Mi chiamavano Silenzio.
Aggrappata a dei raggi di luna intermittenti tra vento e tende, ho sognato che ero sulla tua spalla come se tu fossi pirata e io pappagallo, un torrente di striduli suoni alle porte del tuo orecchio. Quando mi svegliai ero di nuovo muta, avevo perso i colori esotici di ara macao, la mia pelle si mostrava come luce al neon attraverso calze a rete nere. Scoprii il torso dall’algida stoffa nera e indossai di nuovo l’arcobaleno di piume, nel tentativo di mantenere ancora per un po’ quell’aura onirica in una stanza in penombra. Continuavo ad essere muta e ti sentivo quando dicevi “non riesco a sentirti”. Nascondevo la frustrazione in vacui vaneggi.
In slanci surreali cominciasti a tagliare i miei occhi bovini e leccare il neon sulle gambe, inghiottivamo a turni luce fredda, fredda come le vendette migliori. Mi risvegliai di nuovo, di nuovo ero sulla tua spalla e con me tenevo solo il cielo e il desiderio d’eternità. Stavolta eri tu a parlare e io a non sentire, ero di nuovo Silenzio inespresso, bianco e nero.
In primavera mi risvegliai, circondata da iris saccenti, ero erbaccia come Alice.
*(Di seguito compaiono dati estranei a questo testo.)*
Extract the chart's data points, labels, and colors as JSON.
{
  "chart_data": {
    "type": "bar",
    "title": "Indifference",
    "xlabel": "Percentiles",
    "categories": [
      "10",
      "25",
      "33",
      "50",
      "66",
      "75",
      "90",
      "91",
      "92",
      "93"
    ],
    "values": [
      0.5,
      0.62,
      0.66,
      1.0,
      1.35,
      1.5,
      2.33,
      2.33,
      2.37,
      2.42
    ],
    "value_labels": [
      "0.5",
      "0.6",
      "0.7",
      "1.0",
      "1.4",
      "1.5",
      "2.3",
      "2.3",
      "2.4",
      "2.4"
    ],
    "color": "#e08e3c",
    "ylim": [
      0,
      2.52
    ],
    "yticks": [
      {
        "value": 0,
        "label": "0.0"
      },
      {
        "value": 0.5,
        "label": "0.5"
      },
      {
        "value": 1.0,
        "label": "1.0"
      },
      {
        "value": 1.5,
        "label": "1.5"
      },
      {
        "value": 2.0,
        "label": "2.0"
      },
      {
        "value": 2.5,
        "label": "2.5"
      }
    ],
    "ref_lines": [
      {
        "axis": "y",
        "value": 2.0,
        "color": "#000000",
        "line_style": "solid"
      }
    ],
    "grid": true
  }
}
Ricordavo tutto nonostante il lungo letargo, gli anni investiti a sopire il caos. La luna era tramontata lasciando spazio a miriadi di stelle che tingevano d’azzurro il cielo, un tempo nero. Ancora tornavo a volte, impalpabile, sulla tua spalla, per sentire, per qualche secondo, com’era bello risvegliarsi dopo la notte e sentirti, nonostante fossi solo Silenzio.